Gündüz saat ezanî on raddelerinden saat bire kadar dört saatlik bir hücum ve takip muharebesi yapan askerimiz, gece saat
ikibuçuk-üç raddelerinde mevzilerine avdet etti. Bu şanlı bir dönüştü. ‘Sancağımız, şanımız….’, ‘Annem beni yetiştirdi…’ ve
diğer askerî şarkılar, trampetelerin sesleri, bu şanlı dönüşü etrafa ilan eyliyordu. (…)

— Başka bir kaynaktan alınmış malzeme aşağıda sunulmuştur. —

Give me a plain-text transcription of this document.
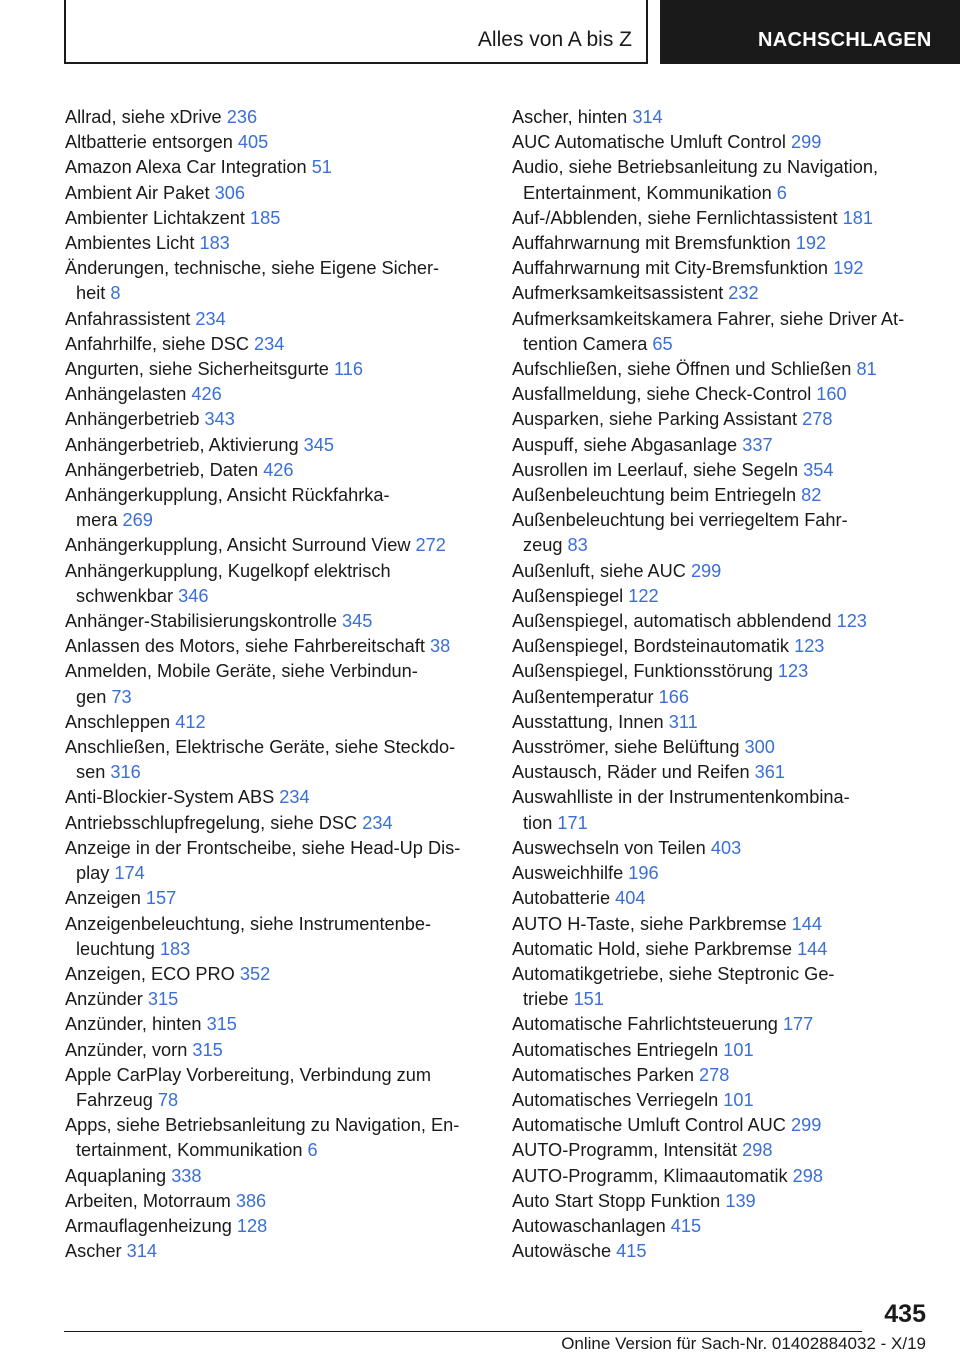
Alles von A bis Z	NACHSCHLAGEN
Allrad, siehe xDrive 236
Altbatterie entsorgen 405
Amazon Alexa Car Integration 51
Ambient Air Paket 306
Ambienter Lichtakzent 185
Ambientes Licht 183
Änderungen, technische, siehe Eigene Sicher-
heit 8
Anfahrassistent 234
Anfahrhilfe, siehe DSC 234
Angurten, siehe Sicherheitsgurte 116
Anhängelasten 426
Anhängerbetrieb 343
Anhängerbetrieb, Aktivierung 345
Anhängerbetrieb, Daten 426
Anhängerkupplung, Ansicht Rückfahrka-
mera 269
Anhängerkupplung, Ansicht Surround View 272
Anhängerkupplung, Kugelkopf elektrisch
schwenkbar 346
Anhänger-Stabilisierungskontrolle 345
Anlassen des Motors, siehe Fahrbereitschaft 38
Anmelden, Mobile Geräte, siehe Verbindun-
gen 73
Anschleppen 412
Anschließen, Elektrische Geräte, siehe Steckdo-
sen 316
Anti-Blockier-System ABS 234
Antriebsschlupfregelung, siehe DSC 234
Anzeige in der Frontscheibe, siehe Head-Up Dis-
play 174
Anzeigen 157
Anzeigenbeleuchtung, siehe Instrumentenbe-
leuchtung 183
Anzeigen, ECO PRO 352
Anzünder 315
Anzünder, hinten 315
Anzünder, vorn 315
Apple CarPlay Vorbereitung, Verbindung zum
Fahrzeug 78
Apps, siehe Betriebsanleitung zu Navigation, En-
tertainment, Kommunikation 6
Aquaplaning 338
Arbeiten, Motorraum 386
Armauflagenheizung 128
Ascher 314
Ascher, hinten 314
AUC Automatische Umluft Control 299
Audio, siehe Betriebsanleitung zu Navigation,
Entertainment, Kommunikation 6
Auf-/Abblenden, siehe Fernlichtassistent 181
Auffahrwarnung mit Bremsfunktion 192
Auffahrwarnung mit City-Bremsfunktion 192
Aufmerksamkeitsassistent 232
Aufmerksamkeitskamera Fahrer, siehe Driver At-
tention Camera 65
Aufschließen, siehe Öffnen und Schließen 81
Ausfallmeldung, siehe Check-Control 160
Ausparken, siehe Parking Assistant 278
Auspuff, siehe Abgasanlage 337
Ausrollen im Leerlauf, siehe Segeln 354
Außenbeleuchtung beim Entriegeln 82
Außenbeleuchtung bei verriegeltem Fahr-
zeug 83
Außenluft, siehe AUC 299
Außenspiegel 122
Außenspiegel, automatisch abblendend 123
Außenspiegel, Bordsteinautomatik 123
Außenspiegel, Funktionsstörung 123
Außentemperatur 166
Ausstattung, Innen 311
Ausströmer, siehe Belüftung 300
Austausch, Räder und Reifen 361
Auswahlliste in der Instrumentenkombina-
tion 171
Auswechseln von Teilen 403
Ausweichhilfe 196
Autobatterie 404
AUTO H-Taste, siehe Parkbremse 144
Automatic Hold, siehe Parkbremse 144
Automatikgetriebe, siehe Steptronic Ge-
triebe 151
Automatische Fahrlichtsteuerung 177
Automatisches Entriegeln 101
Automatisches Parken 278
Automatisches Verriegeln 101
Automatische Umluft Control AUC 299
AUTO-Programm, Intensität 298
AUTO-Programm, Klimaautomatik 298
Auto Start Stopp Funktion 139
Autowaschanlagen 415
Autowäsche 415
435
Online Version für Sach-Nr. 01402884032 - X/19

‘Kumkale’deki muharebeler, bu suretle cereyan etti. Burada düşman, muhakkak nısfından ziyadesini kaybetmiş, karaya
çıkardığı (10-15) bin miktarındaki iki livâlık askerinin şöyle böyle ancak üçte birini geri alabilmiştir. Bizim zâyiâtımız, bunca
fedakârlıklara rağmen lâ-şey hükmündedir. (…) ‘Kumkale’ muharebâtı, takriben (20-25) bin kişilik bir kuvvet arasında
cereyan etmiş, düşman askeri muhtelit akvama mensup bulunmuş idi…”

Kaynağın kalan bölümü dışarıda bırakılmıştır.